Caribbean Salinity Experiment (CASE): Investigations on Coral Skeletal Characteristics
Richard E. Dodge, Ph.D.
Ph.D. Graduate Student: Kevin P. Helmle
The Caribbean Salinity Experiment (CASE) is intended to reconstruct long-term historical salinity and temperature profiles from coral skeletons along with records of coral extension, density, and calcification. The CASE collection, along with current holdings, spans a 15o latitudinal range of the Caribbean.
This range is equivalent to the length of the Great Barrier Reef and is an unprecedented survey of the Caribbean. This information will enable testing of various coral growth models and allow historical tracking of water circulation and inputs from the subtropical Atlantic Gyre, cross-equatorial thermohaline transport, and the temporal/spatial extent of the Western Hemisphere Warm Pool (WHWP) in the Caribbean.
Project and Findings
Researchers from Nova Southeastern University, the University of Miami, and the University of South Florida participated in a 52-day cruise to collect coral cores from the Windward and Leeward Islands in the Caribbean: St. Thomas, St. Croix, Barbuda, Antigua, St. Marten, St. Kitts, Montserrat, Guadeloupe, Dominica, Martinique, St. Lucia, and St. Vincent/Grenadines. This collection effort was a collaboration between the National Coral Reef Institute (NCRI), Dr. Richard E. Dodge; the National Center for Caribbean Coral Reef Research (NCORE) and the Stable Isotope Laboratory at RSMAS (SIL), Dr. Peter K. Swart; and the Florida Institute of Oceanography (FIO)/USF, Dr. Terry Quinn.
NCRI researchers have sectioned and X-radiographed the coral cores to reveal the quality and length of the annual density-band record from which appropriate cores will be chosen for isotopic and elemental analysis. Relative optical densitometry analysis of selected cores will provide long-term records of coral growth consisting of extension, density, and calcification.

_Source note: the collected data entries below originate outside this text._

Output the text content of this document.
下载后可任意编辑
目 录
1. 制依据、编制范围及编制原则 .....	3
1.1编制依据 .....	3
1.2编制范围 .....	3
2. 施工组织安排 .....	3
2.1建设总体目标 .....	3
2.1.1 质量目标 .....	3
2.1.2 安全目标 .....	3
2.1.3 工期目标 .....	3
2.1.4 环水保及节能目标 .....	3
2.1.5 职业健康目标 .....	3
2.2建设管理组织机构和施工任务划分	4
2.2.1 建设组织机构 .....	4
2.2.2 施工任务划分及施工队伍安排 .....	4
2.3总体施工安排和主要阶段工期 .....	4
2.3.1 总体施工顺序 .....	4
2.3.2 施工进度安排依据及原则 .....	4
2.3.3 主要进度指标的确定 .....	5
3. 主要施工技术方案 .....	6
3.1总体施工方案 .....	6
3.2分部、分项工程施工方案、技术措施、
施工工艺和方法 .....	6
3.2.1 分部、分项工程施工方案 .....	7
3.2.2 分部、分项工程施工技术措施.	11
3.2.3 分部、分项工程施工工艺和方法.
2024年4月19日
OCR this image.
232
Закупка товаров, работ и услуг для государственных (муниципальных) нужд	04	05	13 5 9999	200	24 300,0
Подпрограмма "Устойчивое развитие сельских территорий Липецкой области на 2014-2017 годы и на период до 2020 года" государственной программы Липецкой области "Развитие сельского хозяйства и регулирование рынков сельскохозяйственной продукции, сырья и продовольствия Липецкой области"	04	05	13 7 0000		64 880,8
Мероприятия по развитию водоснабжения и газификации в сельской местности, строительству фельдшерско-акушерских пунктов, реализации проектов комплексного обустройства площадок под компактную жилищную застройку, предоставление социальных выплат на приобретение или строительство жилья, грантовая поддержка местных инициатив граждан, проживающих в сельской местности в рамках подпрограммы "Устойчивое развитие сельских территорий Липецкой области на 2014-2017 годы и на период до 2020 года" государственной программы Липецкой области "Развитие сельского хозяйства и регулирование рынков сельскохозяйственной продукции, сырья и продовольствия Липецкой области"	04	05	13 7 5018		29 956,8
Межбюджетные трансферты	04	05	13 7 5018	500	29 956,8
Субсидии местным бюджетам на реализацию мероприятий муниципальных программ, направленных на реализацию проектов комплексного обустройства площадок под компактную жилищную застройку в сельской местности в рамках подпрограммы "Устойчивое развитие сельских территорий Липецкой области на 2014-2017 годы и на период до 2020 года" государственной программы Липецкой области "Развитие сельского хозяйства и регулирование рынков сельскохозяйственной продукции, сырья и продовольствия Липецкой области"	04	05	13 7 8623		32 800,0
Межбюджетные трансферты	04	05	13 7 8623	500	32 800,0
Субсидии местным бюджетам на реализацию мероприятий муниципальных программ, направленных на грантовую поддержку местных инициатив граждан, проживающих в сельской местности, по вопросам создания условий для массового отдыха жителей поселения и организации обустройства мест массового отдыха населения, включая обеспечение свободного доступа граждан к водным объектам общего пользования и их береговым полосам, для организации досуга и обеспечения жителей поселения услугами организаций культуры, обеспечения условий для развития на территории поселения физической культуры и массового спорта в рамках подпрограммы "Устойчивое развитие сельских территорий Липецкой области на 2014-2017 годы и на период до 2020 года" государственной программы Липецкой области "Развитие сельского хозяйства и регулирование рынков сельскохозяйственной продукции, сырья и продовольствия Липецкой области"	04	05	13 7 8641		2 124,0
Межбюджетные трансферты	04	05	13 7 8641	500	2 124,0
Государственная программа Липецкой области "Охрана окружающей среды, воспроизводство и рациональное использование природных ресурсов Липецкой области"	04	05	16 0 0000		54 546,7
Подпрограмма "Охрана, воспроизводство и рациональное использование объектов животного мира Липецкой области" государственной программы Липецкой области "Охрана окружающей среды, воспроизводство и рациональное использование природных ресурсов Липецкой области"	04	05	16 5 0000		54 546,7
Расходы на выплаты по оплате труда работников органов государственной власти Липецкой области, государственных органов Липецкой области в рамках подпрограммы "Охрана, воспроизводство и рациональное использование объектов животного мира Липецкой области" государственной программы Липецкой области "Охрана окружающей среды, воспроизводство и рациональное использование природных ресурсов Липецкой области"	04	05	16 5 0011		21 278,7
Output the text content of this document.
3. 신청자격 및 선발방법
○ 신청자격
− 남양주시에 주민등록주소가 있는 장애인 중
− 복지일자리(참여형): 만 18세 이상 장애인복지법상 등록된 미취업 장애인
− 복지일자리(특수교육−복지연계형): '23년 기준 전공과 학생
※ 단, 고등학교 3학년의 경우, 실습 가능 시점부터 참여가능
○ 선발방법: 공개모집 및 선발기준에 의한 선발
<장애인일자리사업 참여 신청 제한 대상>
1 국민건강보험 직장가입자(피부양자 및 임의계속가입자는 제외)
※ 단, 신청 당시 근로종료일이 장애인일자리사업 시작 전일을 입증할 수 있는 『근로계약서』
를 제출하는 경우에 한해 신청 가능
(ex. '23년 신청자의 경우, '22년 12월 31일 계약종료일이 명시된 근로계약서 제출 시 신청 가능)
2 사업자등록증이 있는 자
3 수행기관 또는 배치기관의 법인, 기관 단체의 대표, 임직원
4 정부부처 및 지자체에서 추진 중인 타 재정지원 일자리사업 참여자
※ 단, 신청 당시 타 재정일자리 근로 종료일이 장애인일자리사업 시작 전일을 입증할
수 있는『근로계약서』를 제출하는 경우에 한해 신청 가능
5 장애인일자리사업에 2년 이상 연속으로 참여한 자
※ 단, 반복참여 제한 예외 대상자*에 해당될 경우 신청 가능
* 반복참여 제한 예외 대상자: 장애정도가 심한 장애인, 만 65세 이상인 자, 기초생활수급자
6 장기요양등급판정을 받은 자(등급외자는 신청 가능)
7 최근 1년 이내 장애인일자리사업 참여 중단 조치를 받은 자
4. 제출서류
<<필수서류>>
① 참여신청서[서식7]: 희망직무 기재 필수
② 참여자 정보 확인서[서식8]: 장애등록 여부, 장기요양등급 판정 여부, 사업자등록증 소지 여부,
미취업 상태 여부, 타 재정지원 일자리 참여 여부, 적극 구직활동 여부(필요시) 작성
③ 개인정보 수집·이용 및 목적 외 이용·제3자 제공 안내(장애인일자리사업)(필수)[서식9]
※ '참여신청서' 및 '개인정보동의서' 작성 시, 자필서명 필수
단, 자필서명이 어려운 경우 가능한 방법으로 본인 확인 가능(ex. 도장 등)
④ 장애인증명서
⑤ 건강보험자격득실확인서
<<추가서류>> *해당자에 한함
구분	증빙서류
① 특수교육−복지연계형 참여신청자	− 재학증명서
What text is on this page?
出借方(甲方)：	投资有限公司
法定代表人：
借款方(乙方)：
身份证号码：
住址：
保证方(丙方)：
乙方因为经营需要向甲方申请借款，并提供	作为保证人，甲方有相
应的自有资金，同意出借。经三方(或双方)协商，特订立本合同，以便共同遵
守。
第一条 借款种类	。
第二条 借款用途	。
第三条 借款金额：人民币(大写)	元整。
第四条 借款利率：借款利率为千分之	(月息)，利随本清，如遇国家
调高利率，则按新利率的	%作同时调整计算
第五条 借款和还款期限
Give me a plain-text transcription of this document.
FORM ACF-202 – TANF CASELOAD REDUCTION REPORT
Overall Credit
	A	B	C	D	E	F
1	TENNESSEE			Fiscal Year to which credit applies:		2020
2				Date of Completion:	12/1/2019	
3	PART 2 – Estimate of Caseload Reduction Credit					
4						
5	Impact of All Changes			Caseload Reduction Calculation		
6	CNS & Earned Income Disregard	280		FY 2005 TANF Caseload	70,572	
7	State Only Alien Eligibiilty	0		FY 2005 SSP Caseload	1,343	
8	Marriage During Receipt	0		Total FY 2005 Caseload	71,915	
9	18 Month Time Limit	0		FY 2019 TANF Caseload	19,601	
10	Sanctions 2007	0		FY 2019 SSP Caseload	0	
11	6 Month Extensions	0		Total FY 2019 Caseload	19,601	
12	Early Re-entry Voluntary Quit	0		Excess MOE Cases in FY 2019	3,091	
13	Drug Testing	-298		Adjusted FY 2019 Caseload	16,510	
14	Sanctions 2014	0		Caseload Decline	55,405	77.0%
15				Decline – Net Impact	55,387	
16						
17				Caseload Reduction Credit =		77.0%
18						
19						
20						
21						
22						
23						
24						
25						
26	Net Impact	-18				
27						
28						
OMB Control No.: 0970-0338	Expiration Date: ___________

Implications for Management
Management of coral reefs under changing climatic conditions requires an understanding of known responses of corals to these changes. Historical coral growth and proxy records provide one means of identifying the in situ response of corals to past environmental change. By expanding the range of coral collections throughout the Caribbean, coral growth will be assessed across a broader environmental gradient while providing wide-ranging proxy data to better understand the historical conditions to which coral have been exposed.